Kai is desperate to trace Shay, who tricked him and disappeared. Meanwhile, Shay is searching for the truth behind the origins of the epidemic … but danger finds them wherever they go. Can they outrun the fire?
From the author of the international sensation Slated comes the second book in a powerful new story of survival and transformation; love and power.
Book 1 in this trilogy, Contagion, ended on a rather annoying cliffhanger, including all the tropes often found in speculative young adult titles with an emphasis on the young. There were the teenagers in love who seemed to have finally found their way to be together, only to have that torn away by the realisation that one of them is doomed. In this case it is Shay who is doomed, because she has discovered that the epidemic has been following her journey across the country. She sneaks off to turn herself in to the authorities while Kai sleeps because she knows he would try and stop her, and only after she’s gone does Callie finally begin to realise and accept that the contagion has been following her and not Shay.
This frustration carries on into the second book, and is only compounded by the fact that the better and more engaging of our two narrators (Shay) plays a reduced role in this book, with long stretches between her chapters. The two main narrators in this book are Callie and Kai, and they’re both rather frustrating for the majority of this book.
Callie is aware she is carrying the illness that will kill many people, and yet when she think about going through a city to find someone or gather information, she thinks only about the fact that they should get out of said city quickly enough that Kai won’t be around to see that the illness is following them. She doesn’t seem to care about how many people she has already killed, or how many people might die as a result of such an expedition.
Kai hopes we’ll find Freja, that she’ll prove that survivors aren’t carriers. How long will it be until somebody makes the jump and realises it’s me?
Then Kai will hate me. If we find Shay, she’ll hate me too.
It’s not fair!
I didn’t ask to be like this: it’s all Dr 1’s fault. I have to stay strong, stay focused: find Dr 1 and make him suffer. If Kai finds Freja and I can talk to her, then I can make sure he remembers that this is what we must do. Then I’ll make sure we leave London as fast as we can, before either of them notice the epidemic is following us again – following me.
Kai is on journey to try and find Shay, and he’s all determined that he loves her and she must be saved, and then he pulls this bullshit not long after meeting Freja, another pretty survivor.
I think of a sound behind us in the trees and she turns her head to see if anyone is there. While she’s distracted I move more and tickle her tummy.
She screeches and laughs, catches my hands in hers to make me stop. ‘A sneak attack, using misdirection! Oh my God, I’ve created a tickle monster.’
I pull away, sit up and shift so we’re not touching any more. But that isn’t what I want to do right now – it isn’t what she wants me to do, either, and I don’t need to read her mind to know it. My blood thunders through my body, hot and restless, wanting what it shouldn’t have.

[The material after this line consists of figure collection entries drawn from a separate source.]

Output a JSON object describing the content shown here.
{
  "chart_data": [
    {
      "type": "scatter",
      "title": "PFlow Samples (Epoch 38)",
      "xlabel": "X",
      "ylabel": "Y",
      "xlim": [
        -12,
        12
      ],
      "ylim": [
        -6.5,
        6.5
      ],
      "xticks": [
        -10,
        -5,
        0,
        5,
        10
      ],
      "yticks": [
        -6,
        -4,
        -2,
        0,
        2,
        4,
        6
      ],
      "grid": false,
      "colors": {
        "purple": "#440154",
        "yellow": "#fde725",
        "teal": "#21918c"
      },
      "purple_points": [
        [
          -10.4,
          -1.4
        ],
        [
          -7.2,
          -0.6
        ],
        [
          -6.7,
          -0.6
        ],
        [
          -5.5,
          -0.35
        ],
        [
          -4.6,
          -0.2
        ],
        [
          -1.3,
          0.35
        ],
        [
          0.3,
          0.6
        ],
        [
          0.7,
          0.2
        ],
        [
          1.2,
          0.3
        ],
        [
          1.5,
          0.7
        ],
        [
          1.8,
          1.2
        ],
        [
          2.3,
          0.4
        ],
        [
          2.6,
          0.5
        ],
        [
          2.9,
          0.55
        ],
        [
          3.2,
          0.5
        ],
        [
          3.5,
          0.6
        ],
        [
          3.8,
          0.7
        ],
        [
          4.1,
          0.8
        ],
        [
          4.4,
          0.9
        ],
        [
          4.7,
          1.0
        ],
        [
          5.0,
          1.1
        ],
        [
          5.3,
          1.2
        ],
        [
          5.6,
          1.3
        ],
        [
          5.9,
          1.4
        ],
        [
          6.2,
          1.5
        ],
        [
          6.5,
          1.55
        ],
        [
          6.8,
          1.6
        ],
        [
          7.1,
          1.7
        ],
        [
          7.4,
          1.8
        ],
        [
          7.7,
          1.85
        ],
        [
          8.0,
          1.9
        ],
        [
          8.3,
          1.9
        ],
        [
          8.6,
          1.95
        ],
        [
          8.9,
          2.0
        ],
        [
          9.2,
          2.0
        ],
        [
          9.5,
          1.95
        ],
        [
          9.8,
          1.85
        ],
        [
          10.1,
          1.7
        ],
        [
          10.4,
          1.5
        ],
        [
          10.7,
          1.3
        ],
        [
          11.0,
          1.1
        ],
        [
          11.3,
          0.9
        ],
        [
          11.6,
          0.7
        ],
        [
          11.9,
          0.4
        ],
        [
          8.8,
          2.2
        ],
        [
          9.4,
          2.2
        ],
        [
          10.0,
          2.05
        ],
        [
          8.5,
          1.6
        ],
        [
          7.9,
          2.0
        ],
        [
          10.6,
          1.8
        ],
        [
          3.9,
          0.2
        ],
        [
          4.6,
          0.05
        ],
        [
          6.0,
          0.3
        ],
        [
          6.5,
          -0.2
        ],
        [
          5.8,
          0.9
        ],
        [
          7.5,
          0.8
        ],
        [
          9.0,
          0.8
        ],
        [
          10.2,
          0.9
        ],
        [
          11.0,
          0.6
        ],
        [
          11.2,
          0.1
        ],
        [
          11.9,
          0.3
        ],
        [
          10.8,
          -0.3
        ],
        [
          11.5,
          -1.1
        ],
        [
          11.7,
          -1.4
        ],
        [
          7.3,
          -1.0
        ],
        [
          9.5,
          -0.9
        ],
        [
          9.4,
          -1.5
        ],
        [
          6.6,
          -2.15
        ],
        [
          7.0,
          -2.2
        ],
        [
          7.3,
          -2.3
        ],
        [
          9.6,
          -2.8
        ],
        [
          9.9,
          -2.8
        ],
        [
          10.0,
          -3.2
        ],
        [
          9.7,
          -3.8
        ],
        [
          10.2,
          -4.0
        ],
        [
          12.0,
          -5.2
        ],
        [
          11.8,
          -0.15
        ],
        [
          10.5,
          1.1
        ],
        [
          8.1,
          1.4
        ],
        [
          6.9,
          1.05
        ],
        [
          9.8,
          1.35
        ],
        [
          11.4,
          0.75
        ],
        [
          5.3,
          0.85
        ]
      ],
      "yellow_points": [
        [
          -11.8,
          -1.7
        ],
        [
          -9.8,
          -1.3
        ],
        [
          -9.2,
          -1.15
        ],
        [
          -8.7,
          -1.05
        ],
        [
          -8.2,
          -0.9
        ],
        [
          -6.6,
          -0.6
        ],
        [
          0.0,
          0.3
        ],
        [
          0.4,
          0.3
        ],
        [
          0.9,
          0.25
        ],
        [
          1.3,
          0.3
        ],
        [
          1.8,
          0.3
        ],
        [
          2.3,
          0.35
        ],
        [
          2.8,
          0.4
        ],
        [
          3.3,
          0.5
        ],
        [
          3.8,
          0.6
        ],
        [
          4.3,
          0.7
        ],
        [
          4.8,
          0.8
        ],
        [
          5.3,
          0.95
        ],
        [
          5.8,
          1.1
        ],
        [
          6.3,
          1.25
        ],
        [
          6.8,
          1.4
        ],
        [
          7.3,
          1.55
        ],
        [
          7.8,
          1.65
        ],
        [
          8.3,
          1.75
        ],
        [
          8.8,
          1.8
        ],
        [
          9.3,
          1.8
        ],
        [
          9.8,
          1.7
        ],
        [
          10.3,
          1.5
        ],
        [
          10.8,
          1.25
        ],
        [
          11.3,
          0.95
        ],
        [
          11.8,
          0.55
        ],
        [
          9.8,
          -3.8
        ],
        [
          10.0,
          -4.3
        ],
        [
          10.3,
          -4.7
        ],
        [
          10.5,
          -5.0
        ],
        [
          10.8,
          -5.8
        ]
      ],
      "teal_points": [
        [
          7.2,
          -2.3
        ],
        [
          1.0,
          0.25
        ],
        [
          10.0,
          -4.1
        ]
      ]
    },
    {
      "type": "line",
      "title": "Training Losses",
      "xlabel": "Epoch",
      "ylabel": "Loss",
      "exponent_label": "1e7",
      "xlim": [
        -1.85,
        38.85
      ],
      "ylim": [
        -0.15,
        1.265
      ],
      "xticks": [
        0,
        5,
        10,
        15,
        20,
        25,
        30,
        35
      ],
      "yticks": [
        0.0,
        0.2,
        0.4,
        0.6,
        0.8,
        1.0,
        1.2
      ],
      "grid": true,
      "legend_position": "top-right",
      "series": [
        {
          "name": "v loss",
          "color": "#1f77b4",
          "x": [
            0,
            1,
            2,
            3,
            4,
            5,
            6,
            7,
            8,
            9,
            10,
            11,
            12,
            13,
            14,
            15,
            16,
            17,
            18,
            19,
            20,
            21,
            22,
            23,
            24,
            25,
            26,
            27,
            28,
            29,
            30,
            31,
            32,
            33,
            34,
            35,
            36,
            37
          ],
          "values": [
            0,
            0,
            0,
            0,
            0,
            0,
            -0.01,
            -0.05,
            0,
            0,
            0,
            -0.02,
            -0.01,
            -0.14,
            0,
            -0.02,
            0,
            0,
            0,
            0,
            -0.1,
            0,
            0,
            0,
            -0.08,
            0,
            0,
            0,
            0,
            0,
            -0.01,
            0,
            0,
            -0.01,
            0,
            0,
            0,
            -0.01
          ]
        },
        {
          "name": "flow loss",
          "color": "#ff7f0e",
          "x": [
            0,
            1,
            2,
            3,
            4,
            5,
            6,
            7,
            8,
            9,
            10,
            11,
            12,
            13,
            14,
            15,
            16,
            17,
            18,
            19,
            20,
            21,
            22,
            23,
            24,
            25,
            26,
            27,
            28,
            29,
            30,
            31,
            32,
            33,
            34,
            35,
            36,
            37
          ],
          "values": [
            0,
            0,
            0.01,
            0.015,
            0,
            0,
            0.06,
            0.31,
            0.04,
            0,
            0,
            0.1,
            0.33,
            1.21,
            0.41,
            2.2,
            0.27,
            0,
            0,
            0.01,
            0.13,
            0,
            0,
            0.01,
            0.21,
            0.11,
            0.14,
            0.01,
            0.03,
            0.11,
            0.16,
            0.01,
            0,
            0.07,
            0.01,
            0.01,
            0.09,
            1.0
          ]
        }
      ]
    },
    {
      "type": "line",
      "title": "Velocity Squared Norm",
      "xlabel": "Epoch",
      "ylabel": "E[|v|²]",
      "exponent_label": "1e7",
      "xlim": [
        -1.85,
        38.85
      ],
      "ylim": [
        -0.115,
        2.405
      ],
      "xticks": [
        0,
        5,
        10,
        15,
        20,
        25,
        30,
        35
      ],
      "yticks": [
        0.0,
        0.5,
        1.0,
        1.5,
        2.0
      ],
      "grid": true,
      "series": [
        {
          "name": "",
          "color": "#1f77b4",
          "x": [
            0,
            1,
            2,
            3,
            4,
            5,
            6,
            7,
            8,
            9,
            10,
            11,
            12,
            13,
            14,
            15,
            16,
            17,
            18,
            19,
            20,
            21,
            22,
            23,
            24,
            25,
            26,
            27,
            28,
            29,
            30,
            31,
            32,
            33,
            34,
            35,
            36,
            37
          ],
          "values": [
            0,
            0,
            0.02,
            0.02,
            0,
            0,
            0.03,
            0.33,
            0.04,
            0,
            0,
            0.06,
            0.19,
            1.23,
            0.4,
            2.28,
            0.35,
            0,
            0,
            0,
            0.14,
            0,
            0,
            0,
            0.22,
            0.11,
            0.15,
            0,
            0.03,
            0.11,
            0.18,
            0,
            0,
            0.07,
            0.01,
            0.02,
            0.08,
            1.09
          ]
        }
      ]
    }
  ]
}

I stay silent, awkward, but hiding it all behind this wall I’ve built and hoping she can’t see through it.
Besides the fact that it’s an obvious move to create a forced love-triangle, these guys have known each other for a couple of days at this point, and it’s all way too soon and way to cringeworthy, even without the fact of his journey to save his girlfriend.
Frustratingly, so much of the book is taken up by these characters making stupid or selfish decisions, though there is an interesting twist towards the very end of the book which harks back on something in the first book.

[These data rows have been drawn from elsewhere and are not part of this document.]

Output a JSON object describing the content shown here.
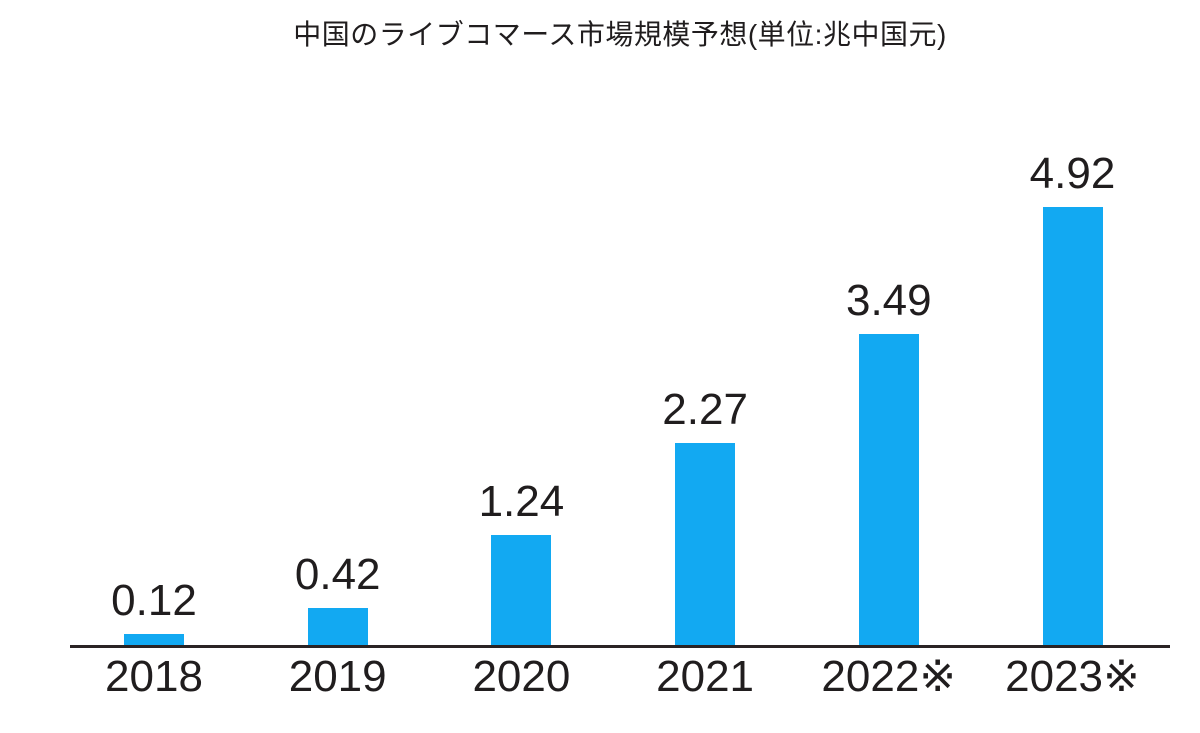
{
  "chart_data": {
    "type": "bar",
    "title": "中国のライブコマース市場規模予想(単位:兆中国元)",
    "categories": [
      "2018",
      "2019",
      "2020",
      "2021",
      "2022※",
      "2023※"
    ],
    "values": [
      0.12,
      0.42,
      1.24,
      2.27,
      3.49,
      4.92
    ],
    "data_labels": [
      "0.12",
      "0.42",
      "1.24",
      "2.27",
      "3.49",
      "4.92"
    ],
    "xlabel": "",
    "ylabel": "",
    "ylim": [
      0,
      5
    ],
    "grid": false,
    "legend": "none",
    "bar_color": "#12a9f2",
    "axis_color": "#2a2324",
    "text_color": "#201d1e"
  }
}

There is a little more explanation about the anti-matter experiments discussed briefly in book 1, as well as some further exploration of the abilities some survivors find within themselves. All in all there is quite a bit of hand-wavium used to explain what’s happening, but the idea is interesting enough to stick around for the third and final book to find out how it all comes together.
It’s just a shame this one suffered from the dreaded middle-book-syndrome.
Book one had red-edged pages, book two had blue… I wonder if book three will round out the primary colours, or if it will be a secondary colour befitting the title of book 3, Evolution.